Price Surge Quantified: 25% Rise in Brent, 34% Jump in US Pump Prices

  • US pump price a year ago: $3.16 per gallon.
  • Current Brent price: $114.60 per barrel (+25%).
  • Jet fuel in Europe up 84% since Feb 28.
  • Jet fuel globally up > 70% since the conflict began.

Broader Economic Ripples: From Consumer Confidence to Airline Costs

Despite the surge, the Conference Board reported a four‑month high in US consumer confidence for April, though vacation plans are shrinking and driving holidays are at their lowest since 2020.

Airlines face mounting pressure: the International Air Transport Association’s Willie Walsh warned of possible fuel rationing in Asia and Europe, while carriers are already raising fares and trimming routes.

In the Middle East, the United Arab Emirates announced its exit from OPEC, a move praised by Donald Trump as a blow to the cartel’s pricing power.
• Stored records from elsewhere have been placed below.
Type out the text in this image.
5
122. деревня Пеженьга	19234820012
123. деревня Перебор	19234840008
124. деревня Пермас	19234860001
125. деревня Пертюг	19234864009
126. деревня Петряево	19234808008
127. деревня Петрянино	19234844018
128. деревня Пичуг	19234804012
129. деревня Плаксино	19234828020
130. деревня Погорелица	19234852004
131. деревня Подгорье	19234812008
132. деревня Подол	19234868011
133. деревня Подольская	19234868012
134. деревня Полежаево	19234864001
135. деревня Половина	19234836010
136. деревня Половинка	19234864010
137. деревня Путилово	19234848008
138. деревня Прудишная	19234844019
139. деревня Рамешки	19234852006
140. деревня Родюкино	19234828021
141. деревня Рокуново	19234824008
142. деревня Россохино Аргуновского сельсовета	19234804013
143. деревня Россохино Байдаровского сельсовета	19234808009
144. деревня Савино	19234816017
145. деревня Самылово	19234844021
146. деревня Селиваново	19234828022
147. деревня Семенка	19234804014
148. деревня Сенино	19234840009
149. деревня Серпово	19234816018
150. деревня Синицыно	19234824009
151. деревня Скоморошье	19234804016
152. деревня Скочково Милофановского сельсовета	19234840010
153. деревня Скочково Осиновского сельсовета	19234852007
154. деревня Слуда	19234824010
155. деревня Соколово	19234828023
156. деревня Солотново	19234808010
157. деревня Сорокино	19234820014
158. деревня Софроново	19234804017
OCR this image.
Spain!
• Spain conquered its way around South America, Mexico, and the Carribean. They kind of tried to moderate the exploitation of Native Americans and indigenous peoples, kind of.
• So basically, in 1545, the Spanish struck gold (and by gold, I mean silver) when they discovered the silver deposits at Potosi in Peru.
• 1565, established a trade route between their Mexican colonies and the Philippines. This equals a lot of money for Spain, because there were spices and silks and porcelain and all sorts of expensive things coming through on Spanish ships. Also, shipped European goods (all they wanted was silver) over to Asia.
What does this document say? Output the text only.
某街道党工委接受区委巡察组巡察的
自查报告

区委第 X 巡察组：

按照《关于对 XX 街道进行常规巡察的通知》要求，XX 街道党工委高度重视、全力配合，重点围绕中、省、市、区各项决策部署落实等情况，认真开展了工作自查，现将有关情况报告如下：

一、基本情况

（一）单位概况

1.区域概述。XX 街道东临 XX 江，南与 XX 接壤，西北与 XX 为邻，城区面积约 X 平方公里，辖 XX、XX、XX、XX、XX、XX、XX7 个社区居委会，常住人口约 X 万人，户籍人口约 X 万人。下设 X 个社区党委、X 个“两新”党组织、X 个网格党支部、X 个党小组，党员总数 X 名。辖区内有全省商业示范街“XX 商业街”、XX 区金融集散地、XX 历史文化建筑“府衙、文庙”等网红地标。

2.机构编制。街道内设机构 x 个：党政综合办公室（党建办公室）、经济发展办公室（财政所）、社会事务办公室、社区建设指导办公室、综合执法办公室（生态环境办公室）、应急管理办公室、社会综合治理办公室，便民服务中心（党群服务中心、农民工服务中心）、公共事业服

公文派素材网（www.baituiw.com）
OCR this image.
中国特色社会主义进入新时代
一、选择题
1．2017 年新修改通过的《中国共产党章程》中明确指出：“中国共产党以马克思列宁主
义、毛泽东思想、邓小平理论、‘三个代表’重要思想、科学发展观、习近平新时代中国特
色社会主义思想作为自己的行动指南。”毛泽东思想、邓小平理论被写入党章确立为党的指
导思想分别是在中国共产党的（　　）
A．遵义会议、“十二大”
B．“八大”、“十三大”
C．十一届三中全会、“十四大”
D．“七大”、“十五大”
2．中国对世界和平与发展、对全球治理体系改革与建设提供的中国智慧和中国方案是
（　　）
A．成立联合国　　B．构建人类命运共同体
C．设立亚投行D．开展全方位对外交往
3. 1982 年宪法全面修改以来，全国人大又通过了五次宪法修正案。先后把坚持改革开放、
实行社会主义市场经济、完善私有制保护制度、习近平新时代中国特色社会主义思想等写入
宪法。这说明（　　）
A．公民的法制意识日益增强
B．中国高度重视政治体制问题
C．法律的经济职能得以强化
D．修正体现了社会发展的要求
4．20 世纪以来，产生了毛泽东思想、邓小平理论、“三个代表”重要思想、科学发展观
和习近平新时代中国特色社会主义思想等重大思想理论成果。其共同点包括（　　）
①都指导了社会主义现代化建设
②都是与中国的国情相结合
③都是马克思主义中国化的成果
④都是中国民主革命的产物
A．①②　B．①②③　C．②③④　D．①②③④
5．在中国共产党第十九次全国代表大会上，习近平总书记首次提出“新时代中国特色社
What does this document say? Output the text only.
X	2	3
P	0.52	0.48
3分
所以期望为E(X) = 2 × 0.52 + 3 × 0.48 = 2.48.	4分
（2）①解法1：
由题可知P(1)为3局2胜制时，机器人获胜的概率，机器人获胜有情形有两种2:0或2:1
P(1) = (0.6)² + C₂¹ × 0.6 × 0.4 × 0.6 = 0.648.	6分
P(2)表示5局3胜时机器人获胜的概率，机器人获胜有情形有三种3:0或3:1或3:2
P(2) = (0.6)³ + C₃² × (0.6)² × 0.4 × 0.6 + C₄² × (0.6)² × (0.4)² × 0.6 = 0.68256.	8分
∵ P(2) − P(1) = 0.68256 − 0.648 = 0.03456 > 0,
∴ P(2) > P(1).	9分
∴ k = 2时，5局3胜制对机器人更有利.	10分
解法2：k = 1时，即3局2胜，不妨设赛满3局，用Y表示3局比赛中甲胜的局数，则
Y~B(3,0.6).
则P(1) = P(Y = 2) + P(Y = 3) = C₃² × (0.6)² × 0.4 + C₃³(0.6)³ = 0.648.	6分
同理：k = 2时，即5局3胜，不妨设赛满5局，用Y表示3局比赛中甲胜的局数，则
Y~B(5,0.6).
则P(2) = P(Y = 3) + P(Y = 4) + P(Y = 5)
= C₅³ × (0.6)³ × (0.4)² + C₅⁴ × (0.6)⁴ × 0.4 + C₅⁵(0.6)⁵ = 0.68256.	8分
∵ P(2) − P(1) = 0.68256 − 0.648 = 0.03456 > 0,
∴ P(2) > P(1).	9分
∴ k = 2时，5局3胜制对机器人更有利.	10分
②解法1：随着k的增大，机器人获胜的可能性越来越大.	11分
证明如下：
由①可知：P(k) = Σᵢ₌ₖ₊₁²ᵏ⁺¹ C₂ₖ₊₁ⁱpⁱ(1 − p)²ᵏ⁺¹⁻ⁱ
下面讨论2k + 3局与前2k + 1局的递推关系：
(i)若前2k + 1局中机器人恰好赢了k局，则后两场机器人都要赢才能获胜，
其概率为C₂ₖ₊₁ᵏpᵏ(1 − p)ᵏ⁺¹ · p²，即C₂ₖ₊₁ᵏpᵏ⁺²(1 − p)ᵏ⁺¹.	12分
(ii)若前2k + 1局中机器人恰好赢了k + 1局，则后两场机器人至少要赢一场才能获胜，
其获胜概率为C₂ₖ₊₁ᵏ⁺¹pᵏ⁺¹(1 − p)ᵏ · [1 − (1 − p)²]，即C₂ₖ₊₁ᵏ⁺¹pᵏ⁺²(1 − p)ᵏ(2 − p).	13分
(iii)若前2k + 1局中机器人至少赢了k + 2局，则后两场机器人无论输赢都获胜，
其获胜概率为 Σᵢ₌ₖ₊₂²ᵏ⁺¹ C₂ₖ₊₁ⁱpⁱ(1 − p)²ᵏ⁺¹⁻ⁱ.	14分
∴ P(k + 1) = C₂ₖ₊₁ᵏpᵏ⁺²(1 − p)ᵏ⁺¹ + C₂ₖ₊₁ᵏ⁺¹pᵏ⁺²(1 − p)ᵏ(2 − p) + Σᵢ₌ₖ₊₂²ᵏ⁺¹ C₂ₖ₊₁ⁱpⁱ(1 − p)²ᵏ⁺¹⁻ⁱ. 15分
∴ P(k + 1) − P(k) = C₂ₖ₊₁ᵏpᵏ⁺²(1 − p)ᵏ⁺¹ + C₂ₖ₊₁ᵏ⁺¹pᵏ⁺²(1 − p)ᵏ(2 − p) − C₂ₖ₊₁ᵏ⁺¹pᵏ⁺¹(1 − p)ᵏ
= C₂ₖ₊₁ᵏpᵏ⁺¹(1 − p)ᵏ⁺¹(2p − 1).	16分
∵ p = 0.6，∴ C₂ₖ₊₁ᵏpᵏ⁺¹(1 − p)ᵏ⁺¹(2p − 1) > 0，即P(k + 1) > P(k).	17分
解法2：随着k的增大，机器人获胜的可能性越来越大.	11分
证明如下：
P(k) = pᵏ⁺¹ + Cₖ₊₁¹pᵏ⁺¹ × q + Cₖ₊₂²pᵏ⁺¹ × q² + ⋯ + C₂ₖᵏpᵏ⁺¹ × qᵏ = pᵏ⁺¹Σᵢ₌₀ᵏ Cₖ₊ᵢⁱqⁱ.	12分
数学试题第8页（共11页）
Outlook: Potential Rationing and Market Volatility Ahead

Analysts at Bank of America caution that higher gasoline and oil costs could spill over into groceries and utilities, even though evidence is limited so far.

With the Hormuz strait at its lowest traffic level since the war and geopolitical tensions persisting, markets may see continued price volatility, possible fuel rationing, and further strain on inflation‑sensitive sectors.